One way of understanding this, then, is to imagine that the Buddha can speak to us and nourish us in innumerable ways. In other words, anything at all, if we penetrate into it deeply enough, can be a revelation to us of Buddha Dharma. No matter how good or bad a person or situation or thing may be, it can be something from which we can learn; if we are open to it, we can find in it something of great value.

The Stories of the Lotus Sutra, p62

Doing Good

Doing good in the Dharma Flower Sutra means doing the good of all, including oneself.

Just as “doing good” appears often in the Dharma Flower Sutra, so too does the expression “to see countless buddhas” and the like. By doing good, we are told, Fame Seeker was able to see countless buddhas. What could this possibly mean?

Perhaps it means seeing the buddhas who are in the buddha lands in every direction. Or perhaps it means seeing countless buddhas of the past. But I do not think so. Though the idea was not formalized until much later, I believe the Dharma Flower Sutra would have us understand that the Buddha is to be found, is to be seen, in every living being. Thus to see countless buddhas is to see the buddha in others, in everyone one meets, just like Never Disrespectful Bodhisattva.

Thus doing good and seeing countless buddhas are truly connected. One does good because one sees the buddha both in oneself and in others, and seeing the buddha in others gives one a motivation for doing good, helping them in whatever ways are appropriate.
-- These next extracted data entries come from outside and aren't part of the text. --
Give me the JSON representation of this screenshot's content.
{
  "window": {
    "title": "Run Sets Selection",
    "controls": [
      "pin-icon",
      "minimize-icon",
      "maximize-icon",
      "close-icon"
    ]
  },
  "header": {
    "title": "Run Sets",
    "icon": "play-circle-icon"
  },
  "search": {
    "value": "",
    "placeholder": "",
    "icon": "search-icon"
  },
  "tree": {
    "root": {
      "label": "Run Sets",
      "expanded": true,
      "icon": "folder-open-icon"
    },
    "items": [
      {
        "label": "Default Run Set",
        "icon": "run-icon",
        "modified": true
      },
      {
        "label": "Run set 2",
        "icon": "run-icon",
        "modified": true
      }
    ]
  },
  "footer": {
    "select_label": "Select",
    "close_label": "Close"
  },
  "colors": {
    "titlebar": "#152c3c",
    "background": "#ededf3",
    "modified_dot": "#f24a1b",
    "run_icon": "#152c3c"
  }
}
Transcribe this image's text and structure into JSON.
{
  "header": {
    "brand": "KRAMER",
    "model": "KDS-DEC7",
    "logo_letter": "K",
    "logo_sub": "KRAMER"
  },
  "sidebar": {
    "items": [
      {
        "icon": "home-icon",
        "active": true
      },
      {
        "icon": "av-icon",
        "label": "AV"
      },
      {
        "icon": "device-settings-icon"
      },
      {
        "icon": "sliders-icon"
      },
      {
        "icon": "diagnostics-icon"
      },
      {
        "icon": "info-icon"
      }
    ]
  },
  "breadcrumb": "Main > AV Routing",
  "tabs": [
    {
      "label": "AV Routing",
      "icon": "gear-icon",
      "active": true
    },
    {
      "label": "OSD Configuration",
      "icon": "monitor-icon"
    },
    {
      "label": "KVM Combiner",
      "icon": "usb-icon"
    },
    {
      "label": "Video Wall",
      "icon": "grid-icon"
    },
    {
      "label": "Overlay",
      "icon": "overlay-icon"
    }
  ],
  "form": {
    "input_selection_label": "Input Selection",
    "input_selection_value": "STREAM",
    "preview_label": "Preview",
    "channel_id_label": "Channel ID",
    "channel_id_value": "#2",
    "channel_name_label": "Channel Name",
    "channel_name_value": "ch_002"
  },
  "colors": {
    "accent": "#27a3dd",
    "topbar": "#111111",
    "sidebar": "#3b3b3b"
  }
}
The Stories of the Lotus Sutra, p45

Abiding in the One and Employing the Three

This was written in advance of the Jan. 17, 2021, meeting of the Nichiren Buddhist Sangha of the San Francisco Bay Area, which is discussing Chapter 3 of the Lotus Sutra this week. This post extends last month’s discussion of Does the Buddha Only Teach Bodhisattvas?


In Chapter 3, the Buddha explicitly states that Śāriputra will become a Buddha in a distant future.
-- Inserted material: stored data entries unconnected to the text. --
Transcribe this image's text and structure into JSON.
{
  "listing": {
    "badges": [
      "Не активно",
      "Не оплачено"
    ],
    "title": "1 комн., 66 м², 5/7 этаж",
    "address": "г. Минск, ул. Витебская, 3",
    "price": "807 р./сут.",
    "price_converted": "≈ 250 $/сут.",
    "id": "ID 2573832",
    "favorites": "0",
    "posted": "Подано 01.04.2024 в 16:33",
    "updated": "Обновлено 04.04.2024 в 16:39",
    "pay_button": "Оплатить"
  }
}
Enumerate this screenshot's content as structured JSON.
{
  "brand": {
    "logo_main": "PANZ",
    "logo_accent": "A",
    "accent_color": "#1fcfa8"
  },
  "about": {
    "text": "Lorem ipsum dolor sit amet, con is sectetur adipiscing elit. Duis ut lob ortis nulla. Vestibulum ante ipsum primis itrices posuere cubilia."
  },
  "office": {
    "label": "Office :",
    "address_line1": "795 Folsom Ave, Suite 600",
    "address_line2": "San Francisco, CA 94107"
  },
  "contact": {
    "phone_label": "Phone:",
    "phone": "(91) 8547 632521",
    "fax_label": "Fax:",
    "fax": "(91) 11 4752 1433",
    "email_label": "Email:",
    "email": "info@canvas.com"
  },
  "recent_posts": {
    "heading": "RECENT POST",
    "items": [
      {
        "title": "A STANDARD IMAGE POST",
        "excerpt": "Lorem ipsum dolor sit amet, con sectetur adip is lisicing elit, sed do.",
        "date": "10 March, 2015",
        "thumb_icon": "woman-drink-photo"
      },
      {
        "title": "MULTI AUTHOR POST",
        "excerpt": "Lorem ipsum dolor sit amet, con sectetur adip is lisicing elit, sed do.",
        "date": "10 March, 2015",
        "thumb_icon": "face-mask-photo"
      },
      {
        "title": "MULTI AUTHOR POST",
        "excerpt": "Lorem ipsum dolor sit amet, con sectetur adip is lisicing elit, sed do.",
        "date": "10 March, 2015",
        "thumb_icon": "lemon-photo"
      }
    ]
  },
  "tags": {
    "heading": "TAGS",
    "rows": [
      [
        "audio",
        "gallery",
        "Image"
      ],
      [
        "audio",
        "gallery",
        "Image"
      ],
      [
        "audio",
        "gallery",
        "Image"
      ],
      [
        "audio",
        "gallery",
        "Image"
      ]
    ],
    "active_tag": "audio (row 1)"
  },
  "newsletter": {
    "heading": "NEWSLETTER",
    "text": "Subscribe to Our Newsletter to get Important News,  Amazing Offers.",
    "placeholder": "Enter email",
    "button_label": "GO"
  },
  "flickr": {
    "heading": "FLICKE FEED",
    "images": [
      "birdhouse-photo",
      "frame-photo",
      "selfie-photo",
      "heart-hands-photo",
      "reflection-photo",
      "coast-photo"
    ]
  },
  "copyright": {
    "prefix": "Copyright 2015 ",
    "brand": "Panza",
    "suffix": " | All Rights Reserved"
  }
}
Śāriputra! Although the world in which he appears will not be an evil one, that Buddha will expound the teaching of the Three Vehicles according to his original vow.

This has always bothered me. Back in March 2019 in my 32 Days of the Lotus Sutra post, I wrote:

This prediction of Śāriputra’s future world is one of the great mysteries to me. After more than 40 times reading the Lotus Sūtra, I simply cannot fathom why Śāriputra, as the Buddha Flower-Light, will teach the Three Vehicles. None of the other predictions of future Buddhahood of the Śrāvakas includes this detail.

Today, nearing completion of my 59th trip through the Lotus Sutra, I have a new appreciation of what I believe is being taught here.

In Chapter 3, Śāriputra explains that he considered himself a śrāvaka and the teaching he had received before as something different from what Bodhisattvas were given. After hearing in Chapter 2 that the Buddha teaches only Bodhisattvas and that the division of the Buddha’s teachings into different vehicles is actually an expedient teaching device, Śāriputra now understood his error.

I always saw you praising the Bodhisattvas.
Therefore, I thought this over day and night.
Now hearing from you,
I understand that you expound the Dharma
According to the capacities of all living beings.
You lead all living beings
To the place of enlightenment
By the Dharma-without-āsravas, difficult to understand.

The misunderstanding – the thought that he was taught a lesser teaching – is Śāriputra’s. Thinking there are three separate vehicles mistakes what Śākyamuni did, what other Buddhas are doing and what Śāriputra will do when he becomes a Buddha.

Śākyamuni’s original vow is discussed toward the end of Chapter 2, Expedients.

I thought:
“If I extol only the Buddha-Vehicle,
The living beings [of the six regions] will not believe it
Because they are too much enmeshed in sufferings to think of it.
If they do not believe but violate the Dharma,
They will fall into the three evil regions.
I would rather enter into Nirvana quickly
Than expound the Dharma to them.”

But, thinking of the past Buddhas who employed expedients,
I changed my mind and thought:
“I will expound the Dharma which I attained
By dividing it into the Three Vehicles.”

So too will Shariputra.

Chih-i offers this explanation in his Profound Meaning of the Lotus Sutra:

Chu-i Yung-san (Abiding in the one and employing the three) is the function related to the Subtlety of Benefits. This is spoken of by Chih-i in terms of the Buddha’s original vow. The Buddha vowed to expound the Three Vehicles in the mundane world. This original vow of the Buddha denotes “abiding in the one,” and expounding the Three Vehicles denotes “employing the three.” (Vol. 2, Page 446)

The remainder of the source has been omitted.